Шестой этаж пятиэтажного дома
Мерзостная ирония почудилась Зауру в этой фразе, и он ударил Спартака в подбородок. Спартак пошатнулся, но не упал, и зубы его, клацнув, откусили кончик сигареты; тлеющий окурок упал ему за открытый ворот рубахи, он смешно подергался, засунув руку за пазуху, долго там рылся, наконец выудил окурок и бросил наземь. Улыбка сошла с его лица, он быстро открыл дверцу машины и сунул руку в карман пальто, переброшенного через спинку сиденья. В тот же момент хлопнула вторая дверца, и Тахмина, выскочив из машины, подбежала к Зауру. Заур не смотрел на нее, он смотрел на Спартака, который, выхватив из кармана пальто нож, уже шел прямо на него, и лицо его показалось Зауру незнакомым, полным какой-то мрачной ярости. Нож был финский, с рукояткой из козьей ножки, острый и с одной стороны пилообразный. Заур думал о том, как выбить нож из рук Спартака до того, как тот попытается нанести удар, если он вообще намерен это сделать, — лучше всего правой ногой, — и вдруг он обнаружил между собой и Спартаком голубое платье Тахмины — то самое, в котором она была в Москве, в ресторане Дома кино, и которое так нравилось Зауру. Тахмина намертво обняла Спартака.

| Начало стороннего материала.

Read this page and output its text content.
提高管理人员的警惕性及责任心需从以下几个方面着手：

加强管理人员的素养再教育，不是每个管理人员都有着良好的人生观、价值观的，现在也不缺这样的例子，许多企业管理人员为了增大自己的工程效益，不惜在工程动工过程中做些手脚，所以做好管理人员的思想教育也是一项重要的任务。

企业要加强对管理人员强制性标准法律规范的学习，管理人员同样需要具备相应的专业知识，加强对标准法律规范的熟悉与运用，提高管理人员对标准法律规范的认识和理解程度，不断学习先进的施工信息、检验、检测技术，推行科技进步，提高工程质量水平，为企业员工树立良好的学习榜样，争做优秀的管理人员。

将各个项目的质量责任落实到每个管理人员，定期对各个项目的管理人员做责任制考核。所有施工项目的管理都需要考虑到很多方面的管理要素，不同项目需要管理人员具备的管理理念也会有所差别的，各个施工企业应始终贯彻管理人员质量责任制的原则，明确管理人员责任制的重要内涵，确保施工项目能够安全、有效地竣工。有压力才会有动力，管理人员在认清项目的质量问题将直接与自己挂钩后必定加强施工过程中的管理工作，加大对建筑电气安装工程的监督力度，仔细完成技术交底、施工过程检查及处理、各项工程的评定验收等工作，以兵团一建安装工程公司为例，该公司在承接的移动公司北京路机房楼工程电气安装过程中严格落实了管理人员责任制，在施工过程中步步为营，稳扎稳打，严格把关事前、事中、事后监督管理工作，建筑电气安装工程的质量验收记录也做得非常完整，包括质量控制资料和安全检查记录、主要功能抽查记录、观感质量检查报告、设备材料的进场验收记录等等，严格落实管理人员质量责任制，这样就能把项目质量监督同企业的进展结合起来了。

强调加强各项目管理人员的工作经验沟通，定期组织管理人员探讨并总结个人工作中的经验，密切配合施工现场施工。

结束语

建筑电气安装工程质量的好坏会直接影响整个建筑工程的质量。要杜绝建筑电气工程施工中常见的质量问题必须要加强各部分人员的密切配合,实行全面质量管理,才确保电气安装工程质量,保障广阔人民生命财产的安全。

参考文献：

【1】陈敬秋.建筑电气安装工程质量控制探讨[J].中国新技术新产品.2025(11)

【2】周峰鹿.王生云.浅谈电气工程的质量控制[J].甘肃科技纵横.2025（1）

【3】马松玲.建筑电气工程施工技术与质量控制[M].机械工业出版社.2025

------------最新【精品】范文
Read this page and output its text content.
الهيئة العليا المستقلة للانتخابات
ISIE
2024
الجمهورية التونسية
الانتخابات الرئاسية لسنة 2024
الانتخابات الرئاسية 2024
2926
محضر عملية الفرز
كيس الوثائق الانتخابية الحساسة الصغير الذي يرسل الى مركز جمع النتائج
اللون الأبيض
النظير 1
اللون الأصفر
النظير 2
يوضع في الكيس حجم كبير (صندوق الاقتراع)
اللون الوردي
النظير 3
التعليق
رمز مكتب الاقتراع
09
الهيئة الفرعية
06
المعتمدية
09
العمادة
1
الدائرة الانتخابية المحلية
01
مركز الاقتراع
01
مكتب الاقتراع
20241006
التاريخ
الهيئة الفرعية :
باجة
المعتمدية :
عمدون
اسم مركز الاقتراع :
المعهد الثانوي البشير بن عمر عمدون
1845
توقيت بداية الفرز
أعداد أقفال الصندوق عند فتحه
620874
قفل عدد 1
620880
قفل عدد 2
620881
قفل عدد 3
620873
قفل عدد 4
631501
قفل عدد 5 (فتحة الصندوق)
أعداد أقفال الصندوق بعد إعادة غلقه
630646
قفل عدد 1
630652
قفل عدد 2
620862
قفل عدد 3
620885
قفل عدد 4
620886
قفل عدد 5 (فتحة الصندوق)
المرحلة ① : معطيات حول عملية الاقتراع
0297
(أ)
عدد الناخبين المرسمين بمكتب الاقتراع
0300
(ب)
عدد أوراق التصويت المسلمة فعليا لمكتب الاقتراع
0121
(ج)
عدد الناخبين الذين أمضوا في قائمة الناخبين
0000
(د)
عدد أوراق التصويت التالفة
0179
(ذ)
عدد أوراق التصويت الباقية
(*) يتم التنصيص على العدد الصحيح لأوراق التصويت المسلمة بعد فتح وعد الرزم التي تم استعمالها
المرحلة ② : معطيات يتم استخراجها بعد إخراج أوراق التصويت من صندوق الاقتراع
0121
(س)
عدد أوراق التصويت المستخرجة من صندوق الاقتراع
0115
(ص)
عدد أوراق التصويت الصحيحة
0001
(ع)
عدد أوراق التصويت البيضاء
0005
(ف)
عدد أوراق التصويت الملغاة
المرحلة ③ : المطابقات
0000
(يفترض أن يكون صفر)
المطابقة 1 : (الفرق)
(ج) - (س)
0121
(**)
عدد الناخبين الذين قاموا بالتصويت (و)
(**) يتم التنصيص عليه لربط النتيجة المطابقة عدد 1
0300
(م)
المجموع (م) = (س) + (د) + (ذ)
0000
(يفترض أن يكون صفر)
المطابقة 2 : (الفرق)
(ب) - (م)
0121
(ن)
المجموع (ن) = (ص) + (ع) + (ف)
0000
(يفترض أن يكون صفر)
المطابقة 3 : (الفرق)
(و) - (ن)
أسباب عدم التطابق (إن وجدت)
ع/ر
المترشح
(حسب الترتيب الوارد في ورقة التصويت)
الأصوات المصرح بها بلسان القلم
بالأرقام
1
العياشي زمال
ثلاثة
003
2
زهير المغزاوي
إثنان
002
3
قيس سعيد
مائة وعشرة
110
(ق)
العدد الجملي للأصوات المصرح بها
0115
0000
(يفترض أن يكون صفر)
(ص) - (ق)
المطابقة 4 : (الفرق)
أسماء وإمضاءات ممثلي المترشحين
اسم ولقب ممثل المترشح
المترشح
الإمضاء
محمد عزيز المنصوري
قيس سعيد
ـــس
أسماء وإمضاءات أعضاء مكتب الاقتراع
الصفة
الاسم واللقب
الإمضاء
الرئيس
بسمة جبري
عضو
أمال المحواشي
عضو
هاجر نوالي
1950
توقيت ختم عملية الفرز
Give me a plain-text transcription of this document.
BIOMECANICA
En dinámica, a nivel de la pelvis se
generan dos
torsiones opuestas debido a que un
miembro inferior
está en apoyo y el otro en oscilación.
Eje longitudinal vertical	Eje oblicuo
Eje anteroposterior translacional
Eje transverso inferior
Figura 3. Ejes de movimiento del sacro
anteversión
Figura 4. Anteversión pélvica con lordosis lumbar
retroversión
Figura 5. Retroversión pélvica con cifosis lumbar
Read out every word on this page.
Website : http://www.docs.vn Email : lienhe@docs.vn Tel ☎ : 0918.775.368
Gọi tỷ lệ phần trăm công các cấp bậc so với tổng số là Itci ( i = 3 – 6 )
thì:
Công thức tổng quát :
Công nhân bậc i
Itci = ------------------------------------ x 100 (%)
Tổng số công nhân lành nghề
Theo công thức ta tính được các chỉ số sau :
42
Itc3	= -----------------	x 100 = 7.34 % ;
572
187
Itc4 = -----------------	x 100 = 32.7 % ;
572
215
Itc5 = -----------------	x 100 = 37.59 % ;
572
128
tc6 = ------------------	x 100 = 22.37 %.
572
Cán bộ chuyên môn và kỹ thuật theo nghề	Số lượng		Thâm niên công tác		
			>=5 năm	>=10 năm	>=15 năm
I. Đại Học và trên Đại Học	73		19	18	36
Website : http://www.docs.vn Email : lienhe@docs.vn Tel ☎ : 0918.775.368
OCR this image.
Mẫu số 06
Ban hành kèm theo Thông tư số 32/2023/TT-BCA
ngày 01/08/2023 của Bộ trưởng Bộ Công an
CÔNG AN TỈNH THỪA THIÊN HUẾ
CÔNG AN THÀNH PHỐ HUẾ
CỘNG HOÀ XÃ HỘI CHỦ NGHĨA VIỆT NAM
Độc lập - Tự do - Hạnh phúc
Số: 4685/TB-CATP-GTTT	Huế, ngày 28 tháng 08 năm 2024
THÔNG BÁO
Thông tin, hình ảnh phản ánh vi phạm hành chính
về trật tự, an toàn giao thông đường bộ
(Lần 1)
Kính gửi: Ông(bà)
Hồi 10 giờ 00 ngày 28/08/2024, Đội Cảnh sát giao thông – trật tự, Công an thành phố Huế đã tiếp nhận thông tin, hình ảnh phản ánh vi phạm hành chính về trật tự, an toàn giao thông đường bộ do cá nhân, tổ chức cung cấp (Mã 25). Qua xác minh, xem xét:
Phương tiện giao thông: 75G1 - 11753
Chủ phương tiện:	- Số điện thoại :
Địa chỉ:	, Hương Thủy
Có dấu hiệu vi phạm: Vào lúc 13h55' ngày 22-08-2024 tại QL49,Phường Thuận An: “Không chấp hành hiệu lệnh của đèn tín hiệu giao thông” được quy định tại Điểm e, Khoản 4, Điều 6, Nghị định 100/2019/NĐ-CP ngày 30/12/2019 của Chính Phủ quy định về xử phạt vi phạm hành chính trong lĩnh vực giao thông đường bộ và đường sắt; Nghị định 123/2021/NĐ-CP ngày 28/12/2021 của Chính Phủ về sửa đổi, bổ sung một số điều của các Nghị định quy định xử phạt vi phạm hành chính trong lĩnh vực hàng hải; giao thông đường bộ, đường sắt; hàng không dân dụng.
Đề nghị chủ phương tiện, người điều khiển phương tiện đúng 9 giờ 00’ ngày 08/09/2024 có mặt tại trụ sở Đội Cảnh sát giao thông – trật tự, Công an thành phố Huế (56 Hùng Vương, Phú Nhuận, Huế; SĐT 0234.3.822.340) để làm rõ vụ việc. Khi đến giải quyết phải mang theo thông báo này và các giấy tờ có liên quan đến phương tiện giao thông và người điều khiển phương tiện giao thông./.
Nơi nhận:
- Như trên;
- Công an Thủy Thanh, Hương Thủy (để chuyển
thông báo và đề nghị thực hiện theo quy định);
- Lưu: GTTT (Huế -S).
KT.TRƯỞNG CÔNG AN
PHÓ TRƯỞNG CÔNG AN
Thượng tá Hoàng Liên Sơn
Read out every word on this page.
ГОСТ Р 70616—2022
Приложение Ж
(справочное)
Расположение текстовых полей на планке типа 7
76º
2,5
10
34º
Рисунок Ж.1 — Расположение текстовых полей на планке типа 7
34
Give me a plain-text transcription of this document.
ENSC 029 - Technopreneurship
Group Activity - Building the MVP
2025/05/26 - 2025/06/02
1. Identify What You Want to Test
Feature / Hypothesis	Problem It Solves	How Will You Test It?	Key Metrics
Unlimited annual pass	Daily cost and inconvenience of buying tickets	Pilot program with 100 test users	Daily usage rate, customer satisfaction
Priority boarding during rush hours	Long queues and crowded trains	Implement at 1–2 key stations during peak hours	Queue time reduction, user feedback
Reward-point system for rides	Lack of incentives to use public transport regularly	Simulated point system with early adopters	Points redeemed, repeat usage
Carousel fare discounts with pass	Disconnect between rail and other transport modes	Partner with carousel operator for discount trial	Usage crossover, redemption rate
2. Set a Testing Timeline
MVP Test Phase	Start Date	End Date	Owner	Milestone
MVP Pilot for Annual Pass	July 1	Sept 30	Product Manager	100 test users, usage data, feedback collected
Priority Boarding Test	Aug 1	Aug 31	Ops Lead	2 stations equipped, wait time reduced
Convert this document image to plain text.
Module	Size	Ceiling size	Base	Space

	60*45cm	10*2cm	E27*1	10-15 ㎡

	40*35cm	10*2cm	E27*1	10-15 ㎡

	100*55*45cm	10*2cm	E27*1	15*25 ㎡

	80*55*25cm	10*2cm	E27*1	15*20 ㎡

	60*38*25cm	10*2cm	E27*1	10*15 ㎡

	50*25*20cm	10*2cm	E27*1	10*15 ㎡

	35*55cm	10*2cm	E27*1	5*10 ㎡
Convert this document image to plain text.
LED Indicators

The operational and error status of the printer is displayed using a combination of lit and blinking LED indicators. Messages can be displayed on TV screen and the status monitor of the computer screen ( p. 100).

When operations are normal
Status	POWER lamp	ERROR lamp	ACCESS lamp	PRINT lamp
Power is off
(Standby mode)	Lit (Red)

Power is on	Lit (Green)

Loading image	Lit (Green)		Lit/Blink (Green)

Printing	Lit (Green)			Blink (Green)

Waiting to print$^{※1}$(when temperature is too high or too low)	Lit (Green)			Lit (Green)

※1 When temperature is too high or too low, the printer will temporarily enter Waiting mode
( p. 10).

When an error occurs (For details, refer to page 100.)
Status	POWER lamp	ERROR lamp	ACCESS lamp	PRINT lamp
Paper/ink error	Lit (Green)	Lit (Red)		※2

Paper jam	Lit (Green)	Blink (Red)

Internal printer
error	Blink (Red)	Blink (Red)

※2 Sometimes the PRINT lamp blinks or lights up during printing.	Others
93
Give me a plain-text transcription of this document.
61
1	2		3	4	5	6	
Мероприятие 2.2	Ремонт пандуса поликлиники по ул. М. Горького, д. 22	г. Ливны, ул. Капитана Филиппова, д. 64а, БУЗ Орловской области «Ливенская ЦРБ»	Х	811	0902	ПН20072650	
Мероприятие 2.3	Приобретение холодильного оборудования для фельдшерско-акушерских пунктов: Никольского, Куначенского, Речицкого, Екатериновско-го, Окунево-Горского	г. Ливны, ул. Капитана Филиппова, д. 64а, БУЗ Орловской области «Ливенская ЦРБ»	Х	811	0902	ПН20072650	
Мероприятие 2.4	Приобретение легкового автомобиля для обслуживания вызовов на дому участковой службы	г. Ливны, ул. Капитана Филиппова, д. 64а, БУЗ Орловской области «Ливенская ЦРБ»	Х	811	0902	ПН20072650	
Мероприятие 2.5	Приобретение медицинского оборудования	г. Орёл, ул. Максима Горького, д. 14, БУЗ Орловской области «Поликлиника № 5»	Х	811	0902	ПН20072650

— Умоляю, Спартак, умоляю! — прерывисто говорила она и отталкивала его к машине.
Конечно, при сильном желании он мог бы отбросить ее и вырваться, но, похоже, он этого не очень хотел, хотя и делал вид, что рвется к Зауру. Первоначальная ярость быстро гасла. Правой рукой все еще держа за запястье его правую руку с ножом, Тахмина левой открыла дверь машины. Потом левой же рукой она обняла его и, как показалось Зауру, гладя его волосы, что-то торопливо говорила. Словами, руками, всем охраняющим его гибким телом ей удалось втолкнуть Спартака в машину и закрыть за ним дверь. Молча, с опущенной головой, не поднимая глаз, она прошла мимо Заура к своей двери, открыла ее и села. Они еще о чем-то говорили там, в машине, а Заур все стоял, не двигаясь, ждал: ему не хотелось уходить первым. Наконец Спартак завел мотор, развернулся и поехал назад — к морю, к берегу, а может быть, к даче с косым балконом.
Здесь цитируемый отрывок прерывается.